The team asked the young people to imagine encountering, empathizing, and forming connections with children from different social backgrounds in the dream city.

Watch the video with the above player.

“The kids insisted that the city itself needs to change in order to promote these kinds of interactions: not just when adults or schools plan them, but spontaneously in parks and on the street,” says Shaw. “For these children, a good life in the city must take seriously the botanical etymology of flourishing. For them, a kind city full of democratic encounters demands trees and parks, playgrounds with mysterious thickets and dinosaur bones hidden in the sand. They also imagined a city with wild places full of birds, mammals, fish, and flowers. Across social boundaries, children agreed that human flourishing could only happen in the midst of nature’s flowering.”

The children then participated in urban planning workshops and public hearings to develop and promote an amendment to the city constitution to include children’s voices in urban planning decisions. City Council members and cultural leaders from across the political spectrum joined the movement; the mayor himself signed on in a special session of the Children’s Film Festival of Florianópolis.
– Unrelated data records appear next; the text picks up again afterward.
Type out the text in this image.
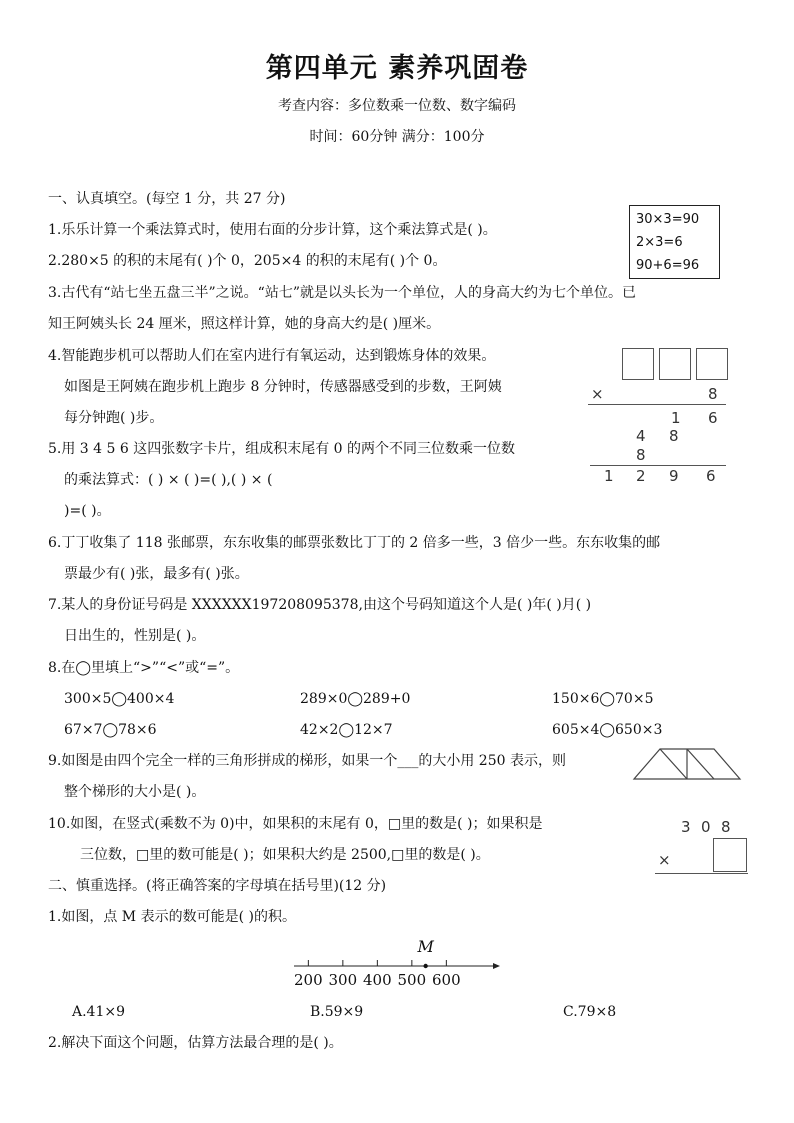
第四单元 素养巩固卷
考查内容：多位数乘一位数、数字编码
时间：60分钟 满分：100分
一、认真填空。(每空 1 分，共 27 分)
1.乐乐计算一个乘法算式时，使用右面的分步计算，这个乘法算式是( )。
30×3=90
2×3=6
90+6=96
2.280×5 的积的末尾有( )个 0，205×4 的积的末尾有( )个 0。
3.古代有“站七坐五盘三半”之说。“站七”就是以头长为一个单位，人的身高大约为七个单位。已
知王阿姨头长 24 厘米，照这样计算，她的身高大约是( )厘米。
4.智能跑步机可以帮助人们在室内进行有氧运动，达到锻炼身体的效果。
如图是王阿姨在跑步机上跑步 8 分钟时，传感器感受到的步数，王阿姨
每分钟跑( )步。
×	8
1 6
4 8
8
1 2 9 6
5.用 3 4 5 6 这四张数字卡片，组成积末尾有 0 的两个不同三位数乘一位数
的乘法算式：( ) × ( )=( ),( ) × (
)=( )。
6.丁丁收集了 118 张邮票，东东收集的邮票张数比丁丁的 2 倍多一些，3 倍少一些。东东收集的邮
票最少有( )张，最多有( )张。
7.某人的身份证号码是 XXXXXX19720809537​8,由这个号码知道这个人是( )年( )月( )
日出生的，性别是( )。
8.在◯里填上“>”“<”或“=”。
300×5◯400×4	289×0◯289+0	150×6◯70×5
67×7◯78×6	42×2◯12×7	605×4◯650×3
9.如图是由四个完全一样的三角形拼成的梯形，如果一个___的大小用 250 表示，则
整个梯形的大小是( )。
10.如图，在竖式(乘数不为 0)中，如果积的末尾有 0，□里的数是( )；如果积是
三位数，□里的数可能是( )；如果积大约是 2500,□里的数是( )。
3 0 8
×
二、慎重选择。(将正确答案的字母填在括号里)(12 分)
1.如图，点 M 表示的数可能是( )的积。
M
200 300 400 500 600
A.41×9	B.59×9	C.79×8
2.解决下面这个问题，估算方法最合理的是( )。
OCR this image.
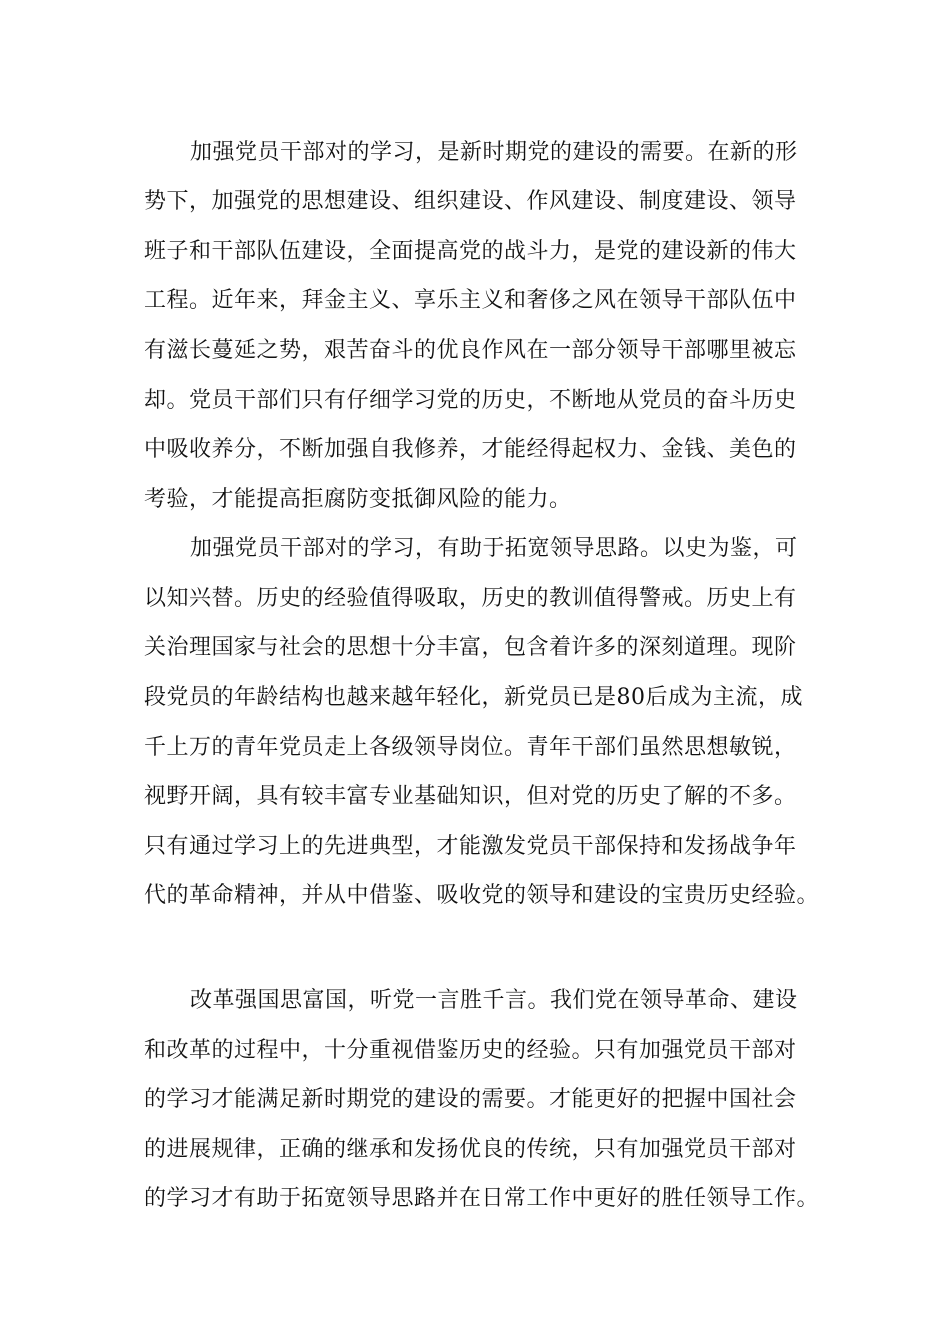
加强党员干部对的学习，是新时期党的建设的需要。在新的形
势下，加强党的思想建设、组织建设、作风建设、制度建设、领导
班子和干部队伍建设，全面提高党的战斗力，是党的建设新的伟大
工程。近年来，拜金主义、享乐主义和奢侈之风在领导干部队伍中
有滋长蔓延之势，艰苦奋斗的优良作风在一部分领导干部哪里被忘
却。党员干部们只有仔细学习党的历史，不断地从党员的奋斗历史
中吸收养分，不断加强自我修养，才能经得起权力、金钱、美色的
考验，才能提高拒腐防变抵御风险的能力。
加强党员干部对的学习，有助于拓宽领导思路。以史为鉴，可
以知兴替。历史的经验值得吸取，历史的教训值得警戒。历史上有
关治理国家与社会的思想十分丰富，包含着许多的深刻道理。现阶
段党员的年龄结构也越来越年轻化，新党员已是80后成为主流，成
千上万的青年党员走上各级领导岗位。青年干部们虽然思想敏锐，
视野开阔，具有较丰富专业基础知识，但对党的历史了解的不多。
只有通过学习上的先进典型，才能激发党员干部保持和发扬战争年
代的革命精神，并从中借鉴、吸收党的领导和建设的宝贵历史经验。
改革强国思富国，听党一言胜千言。我们党在领导革命、建设
和改革的过程中，十分重视借鉴历史的经验。只有加强党员干部对
的学习才能满足新时期党的建设的需要。才能更好的把握中国社会
的进展规律，正确的继承和发扬优良的传统，只有加强党员干部对
的学习才有助于拓宽领导思路并在日常工作中更好的胜任领导工作。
“The project shows that children’s perspectives offer new methods to promote human flourishing; that their utopian thinking can show the need to find structural and even architectural interventions to promote human — and natural — flourishing,” shares da Silva. “Children’s enthusiasm and hope can inspire real social change, even in the midst of political polarization.”

In addition to the “Children’s Dream City” part of the project, Usina da Imaginação’s work from this grant facilitated numerous paintings and songs with the children, and more than 40 films including interviews, music videos, and 2 pieces of filmed fiction.